A1 Originalartikel i en vetenskaplig tidskrift (referentgranskad)


Interna författare/redaktörer


Publikationens författare: Seltmann K, Cheng F, Wiche G, Eriksson JE, Magin TM
Förläggare: NATURE PUBLISHING GROUP
Publiceringsår: 2015
Tidskrift: Journal of Investigative Dermatology
Tidskriftsakronym: J INVEST DERMATOL
Volym: 135
Nummer: 6
Artikelns första sida, sidnummer: 1609
Artikelns sista sida, sidnummer: 1620
Antal sidor: 12
ISSN: 0022-202X
eISSN: 1523-1747


Abstrakt

Epidermal integrity and wound healing depend on remodeling of cell-matrix contacts including hemidesmosomes. Mutations in beta 4-integrin and plectin lead to severe epidermolysis bullosa (EB). Whether mutations in keratins K5 or K14, which cause EB simplex, also compromise cell-matrix adhesion through altering hemidesmosomal components is not well investigated. In particular, the dependence of beta 4-integrin endocytosis and turnover on keratins remains incompletely understood. Here, we show that the absence of keratins causes loss of plectin-beta 4-integrin interaction and elevated beta 4-integrin phosphorylation at Ser1354 and Ser1362. This triggered a caveolin-dependent endocytosis of beta 4-integrin but not of other integrins through Rab5 and Rab11 compartments in keratinocytes. Expressing a phospho-deficient beta 4-integrin mutant reduces beta 4-integrin endocytosis and rescues plectin localization in keratin-free cells. beta 4-integrin phosphorylation in the absence of keratins resulted from elevated Erk1/2 activity downstream of increased EGFR and PKC alpha signaling.
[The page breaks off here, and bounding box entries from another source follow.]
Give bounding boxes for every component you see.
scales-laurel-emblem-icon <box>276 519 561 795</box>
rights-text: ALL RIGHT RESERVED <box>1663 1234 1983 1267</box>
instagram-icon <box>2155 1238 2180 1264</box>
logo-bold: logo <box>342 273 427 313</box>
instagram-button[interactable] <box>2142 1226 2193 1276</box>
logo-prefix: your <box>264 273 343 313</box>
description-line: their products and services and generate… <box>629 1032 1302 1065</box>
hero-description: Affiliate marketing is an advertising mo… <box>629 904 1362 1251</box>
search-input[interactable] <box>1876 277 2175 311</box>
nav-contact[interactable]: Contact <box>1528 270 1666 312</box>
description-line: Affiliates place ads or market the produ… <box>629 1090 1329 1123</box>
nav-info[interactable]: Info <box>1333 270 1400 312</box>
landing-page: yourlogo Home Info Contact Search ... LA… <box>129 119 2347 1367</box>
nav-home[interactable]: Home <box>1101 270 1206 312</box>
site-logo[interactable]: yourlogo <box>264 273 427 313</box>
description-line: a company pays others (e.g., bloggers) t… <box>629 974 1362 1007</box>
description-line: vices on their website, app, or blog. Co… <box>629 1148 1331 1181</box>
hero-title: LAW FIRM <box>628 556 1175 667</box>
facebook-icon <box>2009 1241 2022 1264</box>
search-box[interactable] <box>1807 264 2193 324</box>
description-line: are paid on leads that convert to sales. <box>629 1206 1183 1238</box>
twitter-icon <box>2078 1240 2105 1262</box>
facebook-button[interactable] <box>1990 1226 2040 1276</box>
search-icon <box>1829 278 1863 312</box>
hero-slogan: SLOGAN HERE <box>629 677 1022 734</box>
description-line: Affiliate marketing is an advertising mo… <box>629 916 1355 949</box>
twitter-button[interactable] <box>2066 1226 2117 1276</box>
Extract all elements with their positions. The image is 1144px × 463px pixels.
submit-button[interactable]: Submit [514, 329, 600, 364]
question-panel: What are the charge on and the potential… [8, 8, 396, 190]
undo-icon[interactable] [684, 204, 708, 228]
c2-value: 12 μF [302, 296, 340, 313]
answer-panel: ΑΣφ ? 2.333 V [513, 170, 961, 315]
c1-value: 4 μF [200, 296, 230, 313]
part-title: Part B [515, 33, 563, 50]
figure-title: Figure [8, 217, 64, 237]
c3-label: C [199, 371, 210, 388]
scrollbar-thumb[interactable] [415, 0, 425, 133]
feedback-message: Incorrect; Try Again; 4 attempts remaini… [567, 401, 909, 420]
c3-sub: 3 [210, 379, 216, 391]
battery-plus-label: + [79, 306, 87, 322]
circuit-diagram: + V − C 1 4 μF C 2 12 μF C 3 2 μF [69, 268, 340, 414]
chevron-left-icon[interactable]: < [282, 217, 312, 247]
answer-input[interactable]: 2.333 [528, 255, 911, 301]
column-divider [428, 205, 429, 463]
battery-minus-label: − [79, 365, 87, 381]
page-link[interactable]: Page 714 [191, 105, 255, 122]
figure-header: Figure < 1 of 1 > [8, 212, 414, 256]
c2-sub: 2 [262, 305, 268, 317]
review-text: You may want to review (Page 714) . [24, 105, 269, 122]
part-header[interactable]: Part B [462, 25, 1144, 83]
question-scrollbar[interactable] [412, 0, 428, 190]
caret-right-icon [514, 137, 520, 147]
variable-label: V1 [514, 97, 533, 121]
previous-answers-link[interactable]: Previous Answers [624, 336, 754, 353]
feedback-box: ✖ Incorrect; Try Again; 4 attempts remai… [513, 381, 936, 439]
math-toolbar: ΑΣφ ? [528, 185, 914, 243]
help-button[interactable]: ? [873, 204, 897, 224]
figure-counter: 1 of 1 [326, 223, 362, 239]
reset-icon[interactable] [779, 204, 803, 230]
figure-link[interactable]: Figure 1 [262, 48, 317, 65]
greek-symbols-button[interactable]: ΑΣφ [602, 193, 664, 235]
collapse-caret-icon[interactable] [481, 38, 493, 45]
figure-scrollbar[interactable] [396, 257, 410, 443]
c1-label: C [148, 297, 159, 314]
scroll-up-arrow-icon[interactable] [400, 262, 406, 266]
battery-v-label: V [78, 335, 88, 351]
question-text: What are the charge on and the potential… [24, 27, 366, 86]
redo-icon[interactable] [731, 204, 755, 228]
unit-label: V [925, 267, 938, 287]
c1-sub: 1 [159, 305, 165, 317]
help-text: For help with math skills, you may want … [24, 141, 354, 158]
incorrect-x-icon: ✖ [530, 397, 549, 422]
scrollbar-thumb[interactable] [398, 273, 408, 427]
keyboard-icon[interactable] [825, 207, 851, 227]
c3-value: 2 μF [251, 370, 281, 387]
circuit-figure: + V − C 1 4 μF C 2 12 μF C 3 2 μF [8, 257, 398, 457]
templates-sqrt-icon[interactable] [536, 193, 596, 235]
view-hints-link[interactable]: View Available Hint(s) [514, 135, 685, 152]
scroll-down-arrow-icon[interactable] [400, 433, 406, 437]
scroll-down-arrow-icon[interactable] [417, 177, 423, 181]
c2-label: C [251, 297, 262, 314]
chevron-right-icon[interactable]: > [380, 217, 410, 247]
Further, increased Erk1/2 phosphorylation and altered plectin localization occur in keratin-deficient mouse epidermis in vivo. Strikingly, expression of the K14-R125P EBS mutant also resulted in plectin mislocalization and elevated beta 4-integrin turnover, suggesting disease relevance. Our data underscore a major role of keratins in controlling beta 4-integrin endocytosis involving a plectin-Erk1/2-dependent mechanism relevant for epidermal differentiation and pathogenesis.